Stage-specific cell-surface antigens of oligodendrocytes in the peripheral nervous system. Expression during development and regeneration and in myelin-deficient mutants

Monoclonal antibodies to stage-specific cell surface antigens of oligodendrocytes have been used to investigate the expression of antigens 05 through 011 in the peripheral nervous system of the mouse by immunohistology. In the adult sciatic nerve antigens 05 through 09 and 011 were diffusely positive. 010 antigen was not detectable in the peripheral nervous system at any age tested. During development antigens 05, 06 and 07 were first detectable at birth in tracts at the proximal part of the sciatic nerve. At day 2 the whole diameter of the nerve was positive for 05 antigen, while antigens 06 and 07 were detectable only in part of the nerve and antigens 08 and 09 were just about to appear. At day 4 antigen 011 was the last to appear. At day 7 all antigens were strongly detectable throughout the nerve. After transection of adult sciatic nerve expression of antigens 05 through 09 and 011 was studied at the proximal and distal ends of the cut. Three days after transection all antigens were fully detectable in the degenerating myelin and its debris. After 15 days residual debris was still distinctly positive, while Schwann cells in the bands of Bünger were antigen-negative.
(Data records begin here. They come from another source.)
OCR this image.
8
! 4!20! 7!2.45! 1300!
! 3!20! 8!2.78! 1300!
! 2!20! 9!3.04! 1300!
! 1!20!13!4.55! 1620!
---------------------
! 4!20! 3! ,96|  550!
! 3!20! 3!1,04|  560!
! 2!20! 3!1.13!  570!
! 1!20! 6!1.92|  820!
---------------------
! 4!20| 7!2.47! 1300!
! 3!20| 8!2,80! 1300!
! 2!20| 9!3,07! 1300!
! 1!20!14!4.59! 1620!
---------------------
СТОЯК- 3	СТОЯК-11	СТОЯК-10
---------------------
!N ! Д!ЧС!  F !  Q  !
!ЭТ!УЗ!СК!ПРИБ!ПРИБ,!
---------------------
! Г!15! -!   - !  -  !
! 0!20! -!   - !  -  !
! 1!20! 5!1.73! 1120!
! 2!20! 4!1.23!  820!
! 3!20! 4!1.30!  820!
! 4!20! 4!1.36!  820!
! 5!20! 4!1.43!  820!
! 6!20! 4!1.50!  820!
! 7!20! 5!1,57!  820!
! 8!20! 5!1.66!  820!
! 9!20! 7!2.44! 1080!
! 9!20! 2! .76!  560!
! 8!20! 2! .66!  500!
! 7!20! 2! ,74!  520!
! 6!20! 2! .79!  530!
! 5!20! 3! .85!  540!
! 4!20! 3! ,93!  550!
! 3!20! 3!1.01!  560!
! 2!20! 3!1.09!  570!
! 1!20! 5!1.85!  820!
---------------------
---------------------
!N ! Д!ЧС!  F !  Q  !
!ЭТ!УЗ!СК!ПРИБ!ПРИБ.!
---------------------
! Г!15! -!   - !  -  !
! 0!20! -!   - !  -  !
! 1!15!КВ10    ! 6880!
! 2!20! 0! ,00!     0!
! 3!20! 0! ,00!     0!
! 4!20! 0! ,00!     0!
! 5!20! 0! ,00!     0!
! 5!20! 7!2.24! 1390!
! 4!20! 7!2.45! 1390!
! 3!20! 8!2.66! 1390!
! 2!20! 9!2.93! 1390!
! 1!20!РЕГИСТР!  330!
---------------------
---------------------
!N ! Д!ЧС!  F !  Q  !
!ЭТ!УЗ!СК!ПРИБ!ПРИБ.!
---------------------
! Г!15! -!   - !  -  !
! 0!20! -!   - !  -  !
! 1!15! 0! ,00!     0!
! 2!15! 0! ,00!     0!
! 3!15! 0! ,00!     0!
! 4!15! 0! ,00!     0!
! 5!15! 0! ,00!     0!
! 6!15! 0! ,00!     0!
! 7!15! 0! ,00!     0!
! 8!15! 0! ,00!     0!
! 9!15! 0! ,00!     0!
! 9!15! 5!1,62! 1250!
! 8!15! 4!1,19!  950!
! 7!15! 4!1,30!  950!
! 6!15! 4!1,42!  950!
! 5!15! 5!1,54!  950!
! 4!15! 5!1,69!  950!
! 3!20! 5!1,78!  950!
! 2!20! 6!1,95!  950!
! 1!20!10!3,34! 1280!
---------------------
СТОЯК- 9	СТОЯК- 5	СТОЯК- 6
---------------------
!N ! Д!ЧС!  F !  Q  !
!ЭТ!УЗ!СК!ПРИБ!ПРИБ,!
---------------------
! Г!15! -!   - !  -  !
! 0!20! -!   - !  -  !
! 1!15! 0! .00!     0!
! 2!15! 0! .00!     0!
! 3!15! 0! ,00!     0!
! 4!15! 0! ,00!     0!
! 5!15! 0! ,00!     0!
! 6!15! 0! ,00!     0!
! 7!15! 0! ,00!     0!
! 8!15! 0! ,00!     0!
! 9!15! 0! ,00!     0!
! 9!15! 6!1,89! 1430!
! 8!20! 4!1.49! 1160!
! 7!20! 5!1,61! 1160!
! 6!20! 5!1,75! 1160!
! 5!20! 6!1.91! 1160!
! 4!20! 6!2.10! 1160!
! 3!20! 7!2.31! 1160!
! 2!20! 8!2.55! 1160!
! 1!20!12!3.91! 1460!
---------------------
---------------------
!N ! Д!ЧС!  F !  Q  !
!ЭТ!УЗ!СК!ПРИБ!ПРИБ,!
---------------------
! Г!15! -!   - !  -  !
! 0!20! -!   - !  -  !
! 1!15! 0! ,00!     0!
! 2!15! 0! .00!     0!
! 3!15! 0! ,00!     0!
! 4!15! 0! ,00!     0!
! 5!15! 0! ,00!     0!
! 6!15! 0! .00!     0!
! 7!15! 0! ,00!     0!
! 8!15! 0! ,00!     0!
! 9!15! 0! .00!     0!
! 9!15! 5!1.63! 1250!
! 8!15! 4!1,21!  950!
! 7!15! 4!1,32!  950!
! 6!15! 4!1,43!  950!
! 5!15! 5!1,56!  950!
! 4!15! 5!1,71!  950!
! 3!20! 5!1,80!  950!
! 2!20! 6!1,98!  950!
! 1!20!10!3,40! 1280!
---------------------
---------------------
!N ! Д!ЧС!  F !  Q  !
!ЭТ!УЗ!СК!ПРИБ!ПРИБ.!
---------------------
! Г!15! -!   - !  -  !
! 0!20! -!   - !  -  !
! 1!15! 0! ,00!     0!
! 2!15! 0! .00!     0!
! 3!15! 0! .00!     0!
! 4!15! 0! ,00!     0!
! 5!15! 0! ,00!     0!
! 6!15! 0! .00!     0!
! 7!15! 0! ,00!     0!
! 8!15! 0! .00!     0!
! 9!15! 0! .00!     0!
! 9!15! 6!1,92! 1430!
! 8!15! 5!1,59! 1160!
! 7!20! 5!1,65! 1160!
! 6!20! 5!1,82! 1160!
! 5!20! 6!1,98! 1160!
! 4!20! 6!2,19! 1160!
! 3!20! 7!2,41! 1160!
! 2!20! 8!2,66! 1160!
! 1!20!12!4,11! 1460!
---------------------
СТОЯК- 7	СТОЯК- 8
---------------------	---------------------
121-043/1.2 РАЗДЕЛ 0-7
At approximately two weeks a connecting bridge between proximal and distal ends of the cut nerve had developed, but the 0 antigens were not detectable in this bridge until day 21. At day 42 all antigens were again fully detectable in the regenerating nerve. In hypomyelinating mouse mutants no difference to the normal control littermates was seen in staining pattern and intensity for jimpy and shiverer, while quaking showed an increase in staining intensity for 05 through 08 antigens. In trembler antigens 05, 06 and 07, but not 08, 09 and 011 appeared associated with non-myelin-forming Schwann cells, while the few recognizable myelin-forming Schwann cells expressed all antigens. These observations show that we have characterized 4 new monoclonal antibodies as further reagents to look at developmentally distinct steps in myelination of the peripheral nervous system.